His eyes were dark brown, but in that moment, they were shining with smugness.  He smiled again.  “It doesn’t matter.  I’m not going to tell anyone.”

“How am I supposed to trust you?”

He pulled out something else from his pocket.  It was a slip of green paper – my favorite green paper that my parents bought me for my birthday last year.  I took it slowly, and read the following:

Juno, you can trust him.

-Future Juno

It was in my handwriting.

Wordlessly, the man slipped a white envelope into my numb hands and began to walk to the back of Cam’s yard, where a dilapidated wood fence gave way to a wire gate.  I only recovered once he was long gone.

The note was monumental.  It meant my future self had transmitted another message via the Timepiece. That was supposedly impossible and illegal.  Not to mention reckless.  But it was totally something I would do.

Thoroughly convinced, I decided to go back inside.  My fate was still up to me – my real letter would remain a secret.  But everyone else would be convinced it was real, and would stop worrying about me.  Even the Watchers.  Especially the Watchers.
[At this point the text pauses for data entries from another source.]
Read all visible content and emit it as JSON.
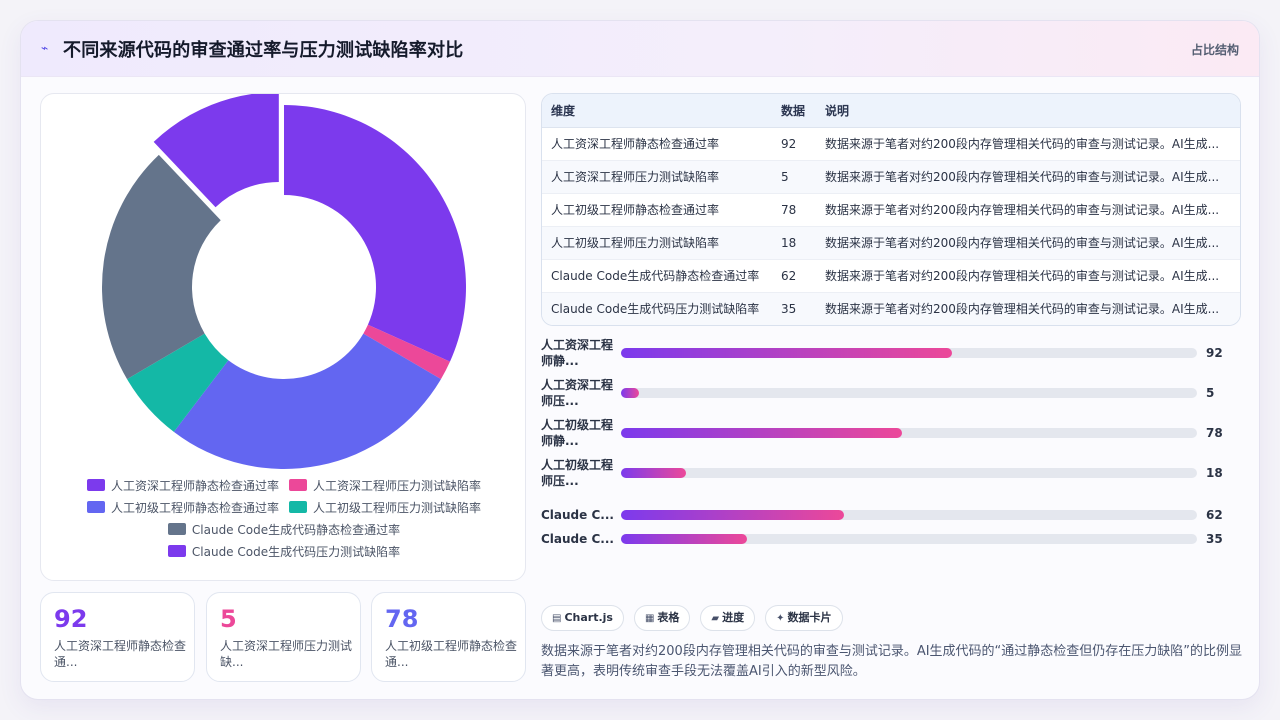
{
  "header": {
    "title": "不同来源代码的审查通过率与压力测试缺陷率对比",
    "badge": "占比结构",
    "logo_icon": "sparkline-icon"
  },
  "chart_data": {
    "type": "pie",
    "variant": "donut",
    "categories": [
      "人工资深工程师静态检查通过率",
      "人工资深工程师压力测试缺陷率",
      "人工初级工程师静态检查通过率",
      "人工初级工程师压力测试缺陷率",
      "Claude Code生成代码静态检查通过率",
      "Claude Code生成代码压力测试缺陷率"
    ],
    "values": [
      92,
      5,
      78,
      18,
      62,
      35
    ],
    "colors": [
      "#7c3aed",
      "#ec4899",
      "#6366f1",
      "#14b8a6",
      "#64748b",
      "#7c3aed"
    ],
    "offset_slice_index": 5,
    "legend_position": "bottom"
  },
  "kpis": [
    {
      "value": "92",
      "label": "人工资深工程师静态检查通...",
      "color": "#7c3aed"
    },
    {
      "value": "5",
      "label": "人工资深工程师压力测试缺...",
      "color": "#ec4899"
    },
    {
      "value": "78",
      "label": "人工初级工程师静态检查通...",
      "color": "#6366f1"
    }
  ],
  "table": {
    "headers": [
      "维度",
      "数据",
      "说明"
    ],
    "rows": [
      [
        "人工资深工程师静态检查通过率",
        "92",
        "数据来源于笔者对约200段内存管理相关代码的审查与测试记录。AI生成..."
      ],
      [
        "人工资深工程师压力测试缺陷率",
        "5",
        "数据来源于笔者对约200段内存管理相关代码的审查与测试记录。AI生成..."
      ],
      [
        "人工初级工程师静态检查通过率",
        "78",
        "数据来源于笔者对约200段内存管理相关代码的审查与测试记录。AI生成..."
      ],
      [
        "人工初级工程师压力测试缺陷率",
        "18",
        "数据来源于笔者对约200段内存管理相关代码的审查与测试记录。AI生成..."
      ],
      [
        "Claude Code生成代码静态检查通过率",
        "62",
        "数据来源于笔者对约200段内存管理相关代码的审查与测试记录。AI生成..."
      ],
      [
        "Claude Code生成代码压力测试缺陷率",
        "35",
        "数据来源于笔者对约200段内存管理相关代码的审查与测试记录。AI生成..."
      ]
    ]
  },
  "bars": {
    "max": 160,
    "items": [
      {
        "label": "人工资深工程师静...",
        "value": 92
      },
      {
        "label": "人工资深工程师压...",
        "value": 5
      },
      {
        "label": "人工初级工程师静...",
        "value": 78
      },
      {
        "label": "人工初级工程师压...",
        "value": 18
      },
      {
        "label": "Claude C...",
        "value": 62
      },
      {
        "label": "Claude C...",
        "value": 35
      }
    ]
  },
  "chips": [
    {
      "icon": "chart-icon",
      "glyph": "▤",
      "label": "Chart.js"
    },
    {
      "icon": "table-icon",
      "glyph": "▦",
      "label": "表格"
    },
    {
      "icon": "progress-icon",
      "glyph": "▰",
      "label": "进度"
    },
    {
      "icon": "sparkle-icon",
      "glyph": "✦",
      "label": "数据卡片"
    }
  ],
  "note": "数据来源于笔者对约200段内存管理相关代码的审查与测试记录。AI生成代码的“通过静态检查但仍存在压力缺陷”的比例显著更高，表明传统审查手段无法覆盖AI引入的新型风险。"
}
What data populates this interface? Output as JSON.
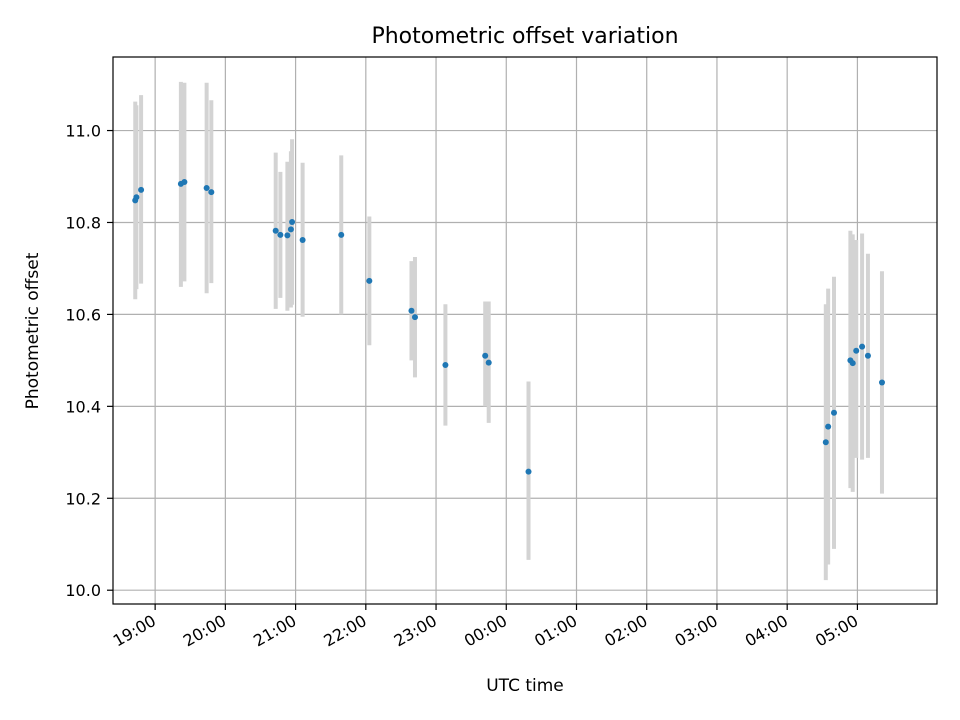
{
  "chart_data": {
    "type": "scatter",
    "title": "Photometric offset variation",
    "xlabel": "UTC time",
    "ylabel": "Photometric offset",
    "x_axis_kind": "time",
    "xlim": [
      "18:24",
      "06:08"
    ],
    "ylim": [
      9.97,
      11.16
    ],
    "grid": true,
    "x_tick_labels": [
      "19:00",
      "20:00",
      "21:00",
      "22:00",
      "23:00",
      "00:00",
      "01:00",
      "02:00",
      "03:00",
      "04:00",
      "05:00"
    ],
    "y_ticks": [
      10.0,
      10.2,
      10.4,
      10.6,
      10.8,
      11.0
    ],
    "y_tick_labels": [
      "10.0",
      "10.2",
      "10.4",
      "10.6",
      "10.8",
      "11.0"
    ],
    "colors": {
      "point": "#1f77b4",
      "errorbar": "#d3d3d3",
      "grid": "#b0b0b0"
    },
    "points": [
      {
        "t": "18:43",
        "y": 10.848,
        "lo": 10.633,
        "hi": 11.063
      },
      {
        "t": "18:44",
        "y": 10.855,
        "lo": 10.655,
        "hi": 11.055
      },
      {
        "t": "18:48",
        "y": 10.871,
        "lo": 10.667,
        "hi": 11.077
      },
      {
        "t": "19:22",
        "y": 10.884,
        "lo": 10.66,
        "hi": 11.106
      },
      {
        "t": "19:25",
        "y": 10.888,
        "lo": 10.672,
        "hi": 11.104
      },
      {
        "t": "19:44",
        "y": 10.875,
        "lo": 10.646,
        "hi": 11.104
      },
      {
        "t": "19:48",
        "y": 10.866,
        "lo": 10.668,
        "hi": 11.066
      },
      {
        "t": "20:43",
        "y": 10.782,
        "lo": 10.612,
        "hi": 10.952
      },
      {
        "t": "20:47",
        "y": 10.773,
        "lo": 10.636,
        "hi": 10.91
      },
      {
        "t": "20:53",
        "y": 10.772,
        "lo": 10.608,
        "hi": 10.932
      },
      {
        "t": "20:56",
        "y": 10.785,
        "lo": 10.615,
        "hi": 10.955
      },
      {
        "t": "20:57",
        "y": 10.801,
        "lo": 10.621,
        "hi": 10.981
      },
      {
        "t": "21:06",
        "y": 10.762,
        "lo": 10.595,
        "hi": 10.93
      },
      {
        "t": "21:39",
        "y": 10.773,
        "lo": 10.6,
        "hi": 10.946
      },
      {
        "t": "22:03",
        "y": 10.673,
        "lo": 10.533,
        "hi": 10.813
      },
      {
        "t": "22:39",
        "y": 10.608,
        "lo": 10.5,
        "hi": 10.716
      },
      {
        "t": "22:42",
        "y": 10.594,
        "lo": 10.463,
        "hi": 10.725
      },
      {
        "t": "23:08",
        "y": 10.49,
        "lo": 10.358,
        "hi": 10.622
      },
      {
        "t": "23:42",
        "y": 10.51,
        "lo": 10.4,
        "hi": 10.628
      },
      {
        "t": "23:45",
        "y": 10.495,
        "lo": 10.364,
        "hi": 10.628
      },
      {
        "t": "00:19",
        "y": 10.258,
        "lo": 10.066,
        "hi": 10.454
      },
      {
        "t": "04:33",
        "y": 10.322,
        "lo": 10.022,
        "hi": 10.622
      },
      {
        "t": "04:35",
        "y": 10.356,
        "lo": 10.056,
        "hi": 10.656
      },
      {
        "t": "04:40",
        "y": 10.386,
        "lo": 10.09,
        "hi": 10.682
      },
      {
        "t": "04:54",
        "y": 10.5,
        "lo": 10.222,
        "hi": 10.782
      },
      {
        "t": "04:56",
        "y": 10.494,
        "lo": 10.214,
        "hi": 10.774
      },
      {
        "t": "04:59",
        "y": 10.521,
        "lo": 10.288,
        "hi": 10.762
      },
      {
        "t": "05:04",
        "y": 10.53,
        "lo": 10.284,
        "hi": 10.776
      },
      {
        "t": "05:09",
        "y": 10.51,
        "lo": 10.288,
        "hi": 10.732
      },
      {
        "t": "05:21",
        "y": 10.452,
        "lo": 10.21,
        "hi": 10.694
      }
    ]
  }
}
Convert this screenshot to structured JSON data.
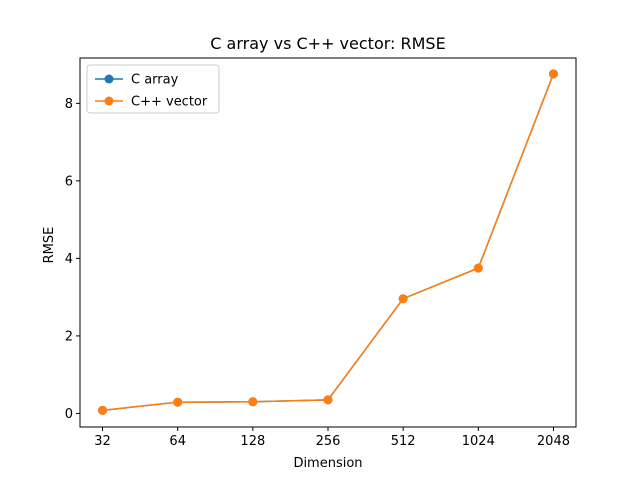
{
  "chart_data": {
    "type": "line",
    "title": "C array vs C++ vector: RMSE",
    "xlabel": "Dimension",
    "ylabel": "RMSE",
    "categories": [
      "32",
      "64",
      "128",
      "256",
      "512",
      "1024",
      "2048"
    ],
    "ylim": [
      -0.35,
      9.17
    ],
    "yticks": [
      0,
      2,
      4,
      6,
      8
    ],
    "grid": false,
    "legend_position": "upper-left",
    "series": [
      {
        "name": "C array",
        "color": "#1f77b4",
        "marker": "circle",
        "values": [
          0.08,
          0.29,
          0.3,
          0.35,
          2.96,
          3.75,
          8.76
        ]
      },
      {
        "name": "C++ vector",
        "color": "#ff7f0e",
        "marker": "circle",
        "values": [
          0.08,
          0.29,
          0.3,
          0.35,
          2.96,
          3.75,
          8.76
        ]
      }
    ]
  }
}
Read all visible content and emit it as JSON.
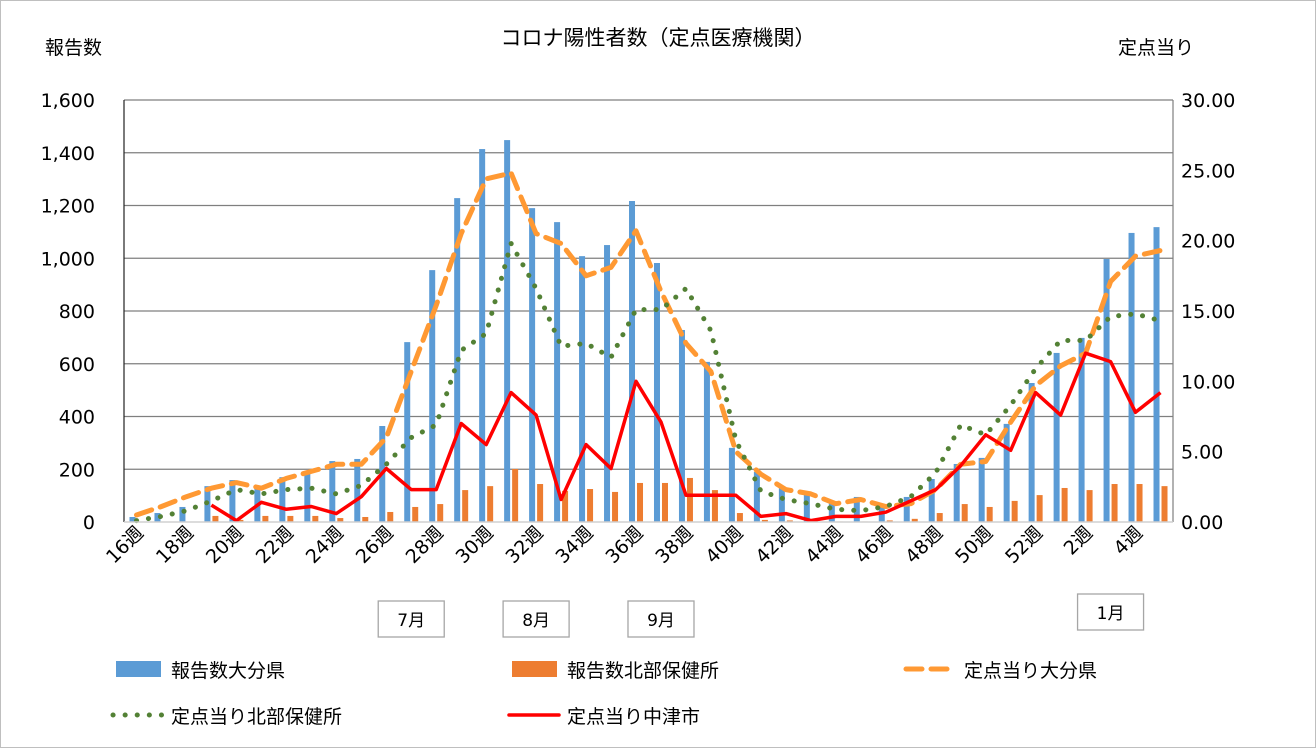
{
  "chart_data": {
    "type": "bar+line",
    "title": "コロナ陽性者数（定点医療機関）",
    "ylabel": "報告数",
    "y2label": "定点当り",
    "ylim": [
      0,
      1600
    ],
    "y2lim": [
      0,
      30
    ],
    "yticks": [
      "0",
      "200",
      "400",
      "600",
      "800",
      "1,000",
      "1,200",
      "1,400",
      "1,600"
    ],
    "y2ticks": [
      "0.00",
      "5.00",
      "10.00",
      "15.00",
      "20.00",
      "25.00",
      "30.00"
    ],
    "grid": true,
    "legend_position": "bottom",
    "categories": [
      "16週",
      "17週",
      "18週",
      "19週",
      "20週",
      "21週",
      "22週",
      "23週",
      "24週",
      "25週",
      "26週",
      "27週",
      "28週",
      "29週",
      "30週",
      "31週",
      "32週",
      "33週",
      "34週",
      "35週",
      "36週",
      "37週",
      "38週",
      "39週",
      "40週",
      "41週",
      "42週",
      "43週",
      "44週",
      "45週",
      "46週",
      "47週",
      "48週",
      "49週",
      "50週",
      "51週",
      "52週",
      "1週",
      "2週",
      "3週",
      "4週",
      "5週"
    ],
    "tick_labels": [
      "16週",
      "18週",
      "20週",
      "22週",
      "24週",
      "26週",
      "28週",
      "30週",
      "32週",
      "34週",
      "36週",
      "38週",
      "40週",
      "42週",
      "44週",
      "46週",
      "48週",
      "50週",
      "52週",
      "2週",
      "4週"
    ],
    "month_labels": [
      {
        "label": "7月",
        "week": "27週"
      },
      {
        "label": "8月",
        "week": "32週"
      },
      {
        "label": "9月",
        "week": "37週"
      },
      {
        "label": "1月",
        "week": "3週"
      }
    ],
    "series": [
      {
        "name": "報告数大分県",
        "kind": "bar",
        "axis": "left",
        "color": "#5b9bd5",
        "values": [
          19,
          34,
          57,
          136,
          159,
          128,
          170,
          193,
          231,
          239,
          364,
          682,
          955,
          1228,
          1414,
          1448,
          1190,
          1137,
          1008,
          1050,
          1217,
          982,
          728,
          607,
          281,
          190,
          129,
          110,
          80,
          95,
          64,
          95,
          163,
          220,
          243,
          372,
          527,
          641,
          698,
          997,
          1096,
          1118
        ]
      },
      {
        "name": "報告数北部保健所",
        "kind": "bar",
        "axis": "left",
        "color": "#ed7d31",
        "values": [
          0,
          0,
          0,
          23,
          8,
          23,
          23,
          23,
          15,
          19,
          38,
          57,
          68,
          121,
          136,
          201,
          144,
          118,
          125,
          114,
          148,
          148,
          167,
          121,
          34,
          8,
          6,
          5,
          2,
          2,
          6,
          12,
          34,
          68,
          57,
          80,
          102,
          129,
          121,
          144,
          144,
          136
        ]
      },
      {
        "name": "定点当り大分県",
        "kind": "line-dashed",
        "axis": "right",
        "color": "#ff9933",
        "values": [
          0.5,
          1.1,
          1.8,
          2.4,
          2.8,
          2.4,
          3.1,
          3.6,
          4.1,
          4.1,
          6.0,
          10.7,
          15.4,
          20.5,
          24.4,
          24.8,
          20.5,
          19.8,
          17.5,
          18.1,
          20.7,
          16.4,
          12.7,
          10.7,
          5.0,
          3.4,
          2.3,
          2.0,
          1.3,
          1.6,
          1.1,
          1.3,
          2.3,
          4.1,
          4.3,
          7.1,
          9.7,
          11.1,
          12.0,
          17.1,
          18.9,
          19.3
        ]
      },
      {
        "name": "定点当り北部保健所",
        "kind": "line-dotted",
        "axis": "right",
        "color": "#538135",
        "values": [
          0.1,
          0.4,
          0.8,
          1.5,
          2.3,
          2.0,
          2.3,
          2.4,
          2.0,
          2.6,
          4.1,
          6.0,
          6.9,
          12.2,
          13.4,
          19.8,
          16.6,
          12.5,
          12.7,
          11.7,
          15.1,
          15.1,
          16.6,
          13.6,
          5.8,
          2.2,
          1.6,
          1.3,
          0.9,
          0.8,
          1.1,
          1.8,
          3.5,
          6.9,
          6.2,
          8.3,
          10.9,
          12.9,
          12.9,
          14.6,
          14.8,
          14.3
        ]
      },
      {
        "name": "定点当り中津市",
        "kind": "line",
        "axis": "right",
        "color": "#ff0000",
        "values": [
          null,
          null,
          null,
          1.2,
          0.1,
          1.4,
          0.9,
          1.1,
          0.6,
          1.8,
          3.8,
          2.3,
          2.3,
          7.0,
          5.5,
          9.2,
          7.6,
          1.6,
          5.5,
          3.8,
          10.0,
          7.1,
          1.9,
          1.9,
          1.9,
          0.4,
          0.6,
          0.1,
          0.4,
          0.4,
          0.7,
          1.5,
          2.3,
          4.0,
          6.2,
          5.1,
          9.2,
          7.6,
          12.0,
          11.4,
          7.8,
          9.2
        ]
      }
    ]
  }
}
And that is how I came to read a letter aloud at my Ceremony of Rules.  It was delicately falsified, and everyone believed it, even Cam.  No one will ever know it was a false one.  I won’t even write down what it said – none of it was real and therefore will not happen.

But more mysteries remain at large for me.  I need to do some investigating to find that Watcher again.  My future self trusted him with that contraband note.  But how could I possibly trust a Watcher?  

I must adjourn until tomorrow.  Mom is asking me to go get the mail.